I dati successivi sono esempi, visto che tocca all'autorità di governo fissare la quota soglia di equilibrio. Qui, per restare in termini di uscita anticipata sulla cosiddetta pensione anticipata, si è scelto la soglia dei 42 anni di contributi e dei 63 anni di età, con un meccanismo di rimodulazione in base al tasso di longevità e a quello di sostituzione. Tale soglia è imputabile alla pari di una quota 105. Così l'Ecu (Età contributiva utile) sarà data da un estremo superiore (ceiling) e uno inferiore (flat). Anagrafica 66 anni, contributiva 39 e di seguito 65/40, 64/41, 63/42, 62/41 fino al flat di base. 

La maggiore età, con il minor carico contributivo dovrebbe soddisfare il principio del valore del tempo nella rendita e, viceversa, minore età e maggiore carico contributivo quello del montante. Con la flessibilità si ottimizza il ruolo della pensione anticipata come soluzione strutturata, soprattutto in presenza di forti criticità cicliche strutturali prolungate nel tempo. Si pensi al settore bancario: ad esempio, espulsione, sostegno del reddito, versamento contributivo, reddito come pensione attualizzata come forma di inoltro a pensionamento, pensionamento. La flessibilità di accesso alla pensione, di cui la pensione anticipata è il perno centrale, prevede un diverso approccio al concetto di penalizzazioni e incentivi che viene sviluppato grazie alla contribuzione volontaria generalizzata: una "leva di Archimede". 

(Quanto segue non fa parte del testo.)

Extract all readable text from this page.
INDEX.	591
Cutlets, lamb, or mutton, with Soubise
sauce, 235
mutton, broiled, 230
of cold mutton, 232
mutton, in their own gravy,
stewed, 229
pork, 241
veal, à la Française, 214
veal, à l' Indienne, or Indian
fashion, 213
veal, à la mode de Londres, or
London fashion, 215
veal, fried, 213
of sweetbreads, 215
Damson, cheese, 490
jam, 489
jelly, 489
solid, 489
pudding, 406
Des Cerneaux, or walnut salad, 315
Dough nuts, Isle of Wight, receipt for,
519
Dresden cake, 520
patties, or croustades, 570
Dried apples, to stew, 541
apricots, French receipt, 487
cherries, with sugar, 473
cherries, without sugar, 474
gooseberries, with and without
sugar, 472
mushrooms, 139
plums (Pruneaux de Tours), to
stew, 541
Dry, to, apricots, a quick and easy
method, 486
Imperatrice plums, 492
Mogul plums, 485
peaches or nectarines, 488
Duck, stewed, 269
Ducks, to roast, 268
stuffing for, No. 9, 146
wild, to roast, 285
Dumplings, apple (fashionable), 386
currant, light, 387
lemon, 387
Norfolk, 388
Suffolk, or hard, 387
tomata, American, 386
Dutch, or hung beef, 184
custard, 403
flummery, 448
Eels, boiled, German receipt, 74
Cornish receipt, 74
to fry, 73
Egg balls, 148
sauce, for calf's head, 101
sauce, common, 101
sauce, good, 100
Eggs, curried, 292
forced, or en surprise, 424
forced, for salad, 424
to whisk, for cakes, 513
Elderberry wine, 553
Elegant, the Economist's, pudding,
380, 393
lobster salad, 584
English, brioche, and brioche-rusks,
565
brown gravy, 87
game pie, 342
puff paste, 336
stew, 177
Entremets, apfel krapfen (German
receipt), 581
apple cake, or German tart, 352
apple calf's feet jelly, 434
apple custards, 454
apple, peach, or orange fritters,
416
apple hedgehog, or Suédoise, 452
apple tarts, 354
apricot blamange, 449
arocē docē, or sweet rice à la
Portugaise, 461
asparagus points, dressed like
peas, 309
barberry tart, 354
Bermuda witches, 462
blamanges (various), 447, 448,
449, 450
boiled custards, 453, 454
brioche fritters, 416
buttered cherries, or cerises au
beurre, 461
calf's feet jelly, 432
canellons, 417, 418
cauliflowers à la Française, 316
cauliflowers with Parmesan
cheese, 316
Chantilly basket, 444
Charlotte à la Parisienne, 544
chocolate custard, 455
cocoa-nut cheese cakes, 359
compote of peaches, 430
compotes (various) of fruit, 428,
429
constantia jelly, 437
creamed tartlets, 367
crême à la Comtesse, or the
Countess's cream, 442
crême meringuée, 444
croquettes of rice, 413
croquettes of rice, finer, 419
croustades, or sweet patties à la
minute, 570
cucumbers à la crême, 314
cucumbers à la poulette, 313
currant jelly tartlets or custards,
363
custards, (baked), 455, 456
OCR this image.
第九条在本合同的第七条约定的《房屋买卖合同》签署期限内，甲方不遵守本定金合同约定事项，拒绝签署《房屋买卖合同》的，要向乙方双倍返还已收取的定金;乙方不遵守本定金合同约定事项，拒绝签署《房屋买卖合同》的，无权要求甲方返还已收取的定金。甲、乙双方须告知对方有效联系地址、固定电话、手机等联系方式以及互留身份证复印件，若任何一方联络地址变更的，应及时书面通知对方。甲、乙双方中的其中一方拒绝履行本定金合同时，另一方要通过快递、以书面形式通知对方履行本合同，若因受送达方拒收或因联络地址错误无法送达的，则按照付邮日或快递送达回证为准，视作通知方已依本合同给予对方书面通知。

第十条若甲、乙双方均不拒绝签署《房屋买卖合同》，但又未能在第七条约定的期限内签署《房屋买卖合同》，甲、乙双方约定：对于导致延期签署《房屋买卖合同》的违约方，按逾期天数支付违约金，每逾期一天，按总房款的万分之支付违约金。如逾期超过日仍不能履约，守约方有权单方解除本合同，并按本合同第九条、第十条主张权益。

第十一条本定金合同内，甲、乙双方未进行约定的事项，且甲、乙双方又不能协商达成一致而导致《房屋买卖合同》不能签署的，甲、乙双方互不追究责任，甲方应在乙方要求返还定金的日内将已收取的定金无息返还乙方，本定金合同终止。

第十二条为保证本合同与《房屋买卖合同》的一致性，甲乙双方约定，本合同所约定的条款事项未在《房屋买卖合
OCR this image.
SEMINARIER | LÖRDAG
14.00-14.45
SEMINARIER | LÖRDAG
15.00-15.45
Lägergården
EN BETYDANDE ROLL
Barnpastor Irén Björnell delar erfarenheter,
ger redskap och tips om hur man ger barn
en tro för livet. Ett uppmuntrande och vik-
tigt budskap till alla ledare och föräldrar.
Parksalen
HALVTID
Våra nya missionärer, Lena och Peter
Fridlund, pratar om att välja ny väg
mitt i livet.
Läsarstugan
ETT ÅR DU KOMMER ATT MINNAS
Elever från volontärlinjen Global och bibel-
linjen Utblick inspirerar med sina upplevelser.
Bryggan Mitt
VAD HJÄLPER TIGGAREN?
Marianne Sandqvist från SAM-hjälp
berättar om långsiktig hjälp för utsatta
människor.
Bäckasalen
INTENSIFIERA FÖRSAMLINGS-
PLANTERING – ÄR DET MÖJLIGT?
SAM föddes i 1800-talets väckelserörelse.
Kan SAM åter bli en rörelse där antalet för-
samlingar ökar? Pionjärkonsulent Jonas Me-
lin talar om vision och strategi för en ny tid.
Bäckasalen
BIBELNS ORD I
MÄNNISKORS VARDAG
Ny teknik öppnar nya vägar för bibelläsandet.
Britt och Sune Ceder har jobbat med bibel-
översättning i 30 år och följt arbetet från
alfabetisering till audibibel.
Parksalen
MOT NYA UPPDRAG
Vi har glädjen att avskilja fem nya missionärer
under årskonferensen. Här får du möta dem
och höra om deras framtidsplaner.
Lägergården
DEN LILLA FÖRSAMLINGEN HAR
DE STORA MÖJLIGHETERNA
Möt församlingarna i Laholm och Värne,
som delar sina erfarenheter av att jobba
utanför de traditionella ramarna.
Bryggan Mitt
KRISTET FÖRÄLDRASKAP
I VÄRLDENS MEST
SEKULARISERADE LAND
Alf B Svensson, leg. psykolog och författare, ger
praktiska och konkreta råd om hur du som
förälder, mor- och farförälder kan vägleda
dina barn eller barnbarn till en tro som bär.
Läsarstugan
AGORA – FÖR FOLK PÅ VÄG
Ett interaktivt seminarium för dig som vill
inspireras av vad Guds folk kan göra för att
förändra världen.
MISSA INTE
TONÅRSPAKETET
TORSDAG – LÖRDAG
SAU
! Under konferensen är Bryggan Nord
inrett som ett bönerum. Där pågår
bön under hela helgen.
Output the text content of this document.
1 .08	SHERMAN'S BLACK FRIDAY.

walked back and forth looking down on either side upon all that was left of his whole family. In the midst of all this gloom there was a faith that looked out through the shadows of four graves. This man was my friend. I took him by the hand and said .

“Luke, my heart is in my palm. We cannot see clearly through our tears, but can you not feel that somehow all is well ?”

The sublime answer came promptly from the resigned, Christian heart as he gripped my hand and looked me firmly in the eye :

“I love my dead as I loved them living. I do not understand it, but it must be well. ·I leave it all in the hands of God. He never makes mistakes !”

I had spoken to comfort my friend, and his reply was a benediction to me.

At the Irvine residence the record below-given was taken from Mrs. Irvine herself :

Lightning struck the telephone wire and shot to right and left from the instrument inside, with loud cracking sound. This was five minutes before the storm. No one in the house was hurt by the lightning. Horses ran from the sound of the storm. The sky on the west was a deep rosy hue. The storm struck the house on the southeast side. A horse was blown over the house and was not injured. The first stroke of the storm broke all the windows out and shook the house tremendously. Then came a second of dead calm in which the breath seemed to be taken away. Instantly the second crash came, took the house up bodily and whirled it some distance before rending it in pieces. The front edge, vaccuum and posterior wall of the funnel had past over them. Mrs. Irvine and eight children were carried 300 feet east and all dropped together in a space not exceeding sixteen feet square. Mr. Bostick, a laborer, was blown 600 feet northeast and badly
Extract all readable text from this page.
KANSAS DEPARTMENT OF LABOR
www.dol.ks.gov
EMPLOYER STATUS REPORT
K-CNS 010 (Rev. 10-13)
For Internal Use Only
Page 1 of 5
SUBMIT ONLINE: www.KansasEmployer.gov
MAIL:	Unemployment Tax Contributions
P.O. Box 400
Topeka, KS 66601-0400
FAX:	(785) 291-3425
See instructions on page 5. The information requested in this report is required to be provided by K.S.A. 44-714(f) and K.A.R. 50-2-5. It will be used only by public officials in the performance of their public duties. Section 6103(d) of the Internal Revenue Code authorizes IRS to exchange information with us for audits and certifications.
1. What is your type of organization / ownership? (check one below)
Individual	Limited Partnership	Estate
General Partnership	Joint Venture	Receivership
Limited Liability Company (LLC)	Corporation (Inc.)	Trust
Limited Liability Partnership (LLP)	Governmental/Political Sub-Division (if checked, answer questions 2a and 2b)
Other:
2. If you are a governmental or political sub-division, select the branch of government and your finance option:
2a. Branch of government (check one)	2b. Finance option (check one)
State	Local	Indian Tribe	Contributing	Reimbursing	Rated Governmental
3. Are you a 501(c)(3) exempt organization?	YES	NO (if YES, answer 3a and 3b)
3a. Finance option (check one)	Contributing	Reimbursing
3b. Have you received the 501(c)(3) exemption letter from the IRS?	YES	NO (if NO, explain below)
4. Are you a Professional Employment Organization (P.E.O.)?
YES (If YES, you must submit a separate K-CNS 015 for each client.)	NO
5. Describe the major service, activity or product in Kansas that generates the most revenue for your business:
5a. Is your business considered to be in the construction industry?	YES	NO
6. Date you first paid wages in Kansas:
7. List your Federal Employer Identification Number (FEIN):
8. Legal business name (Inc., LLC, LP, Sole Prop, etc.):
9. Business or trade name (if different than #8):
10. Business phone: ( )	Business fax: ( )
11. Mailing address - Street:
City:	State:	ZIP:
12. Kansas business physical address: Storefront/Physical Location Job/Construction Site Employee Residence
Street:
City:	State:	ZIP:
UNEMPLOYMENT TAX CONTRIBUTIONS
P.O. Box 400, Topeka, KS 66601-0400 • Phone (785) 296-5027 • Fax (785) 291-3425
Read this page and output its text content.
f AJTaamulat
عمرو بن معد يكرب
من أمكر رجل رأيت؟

La contribuzione volontaria generalizzata, scomparsa con la riforma Dini e limitata a poche fattispecie, viene ri-estesa a livello sistemico previdenziale come uno dei percorsi di accesso alla pensione anticipata per coloro che: a) sono sottoposti a processi di ristrutturazione, riconversione, b) si trovano inseriti nelle procedure che attivano fondi di solidarietà/esodo, ecc., pre-procedure 223, e quindi in contesti di volontarietà e obbligatorietà. È comunque la modalità per individuare il livello desiderato di uscita e la sua conseguente adeguatezza, grazie alla libertà di destinarvi quelle risorse che ognuno desidera con buona pace dei pilastri previdenziale residui.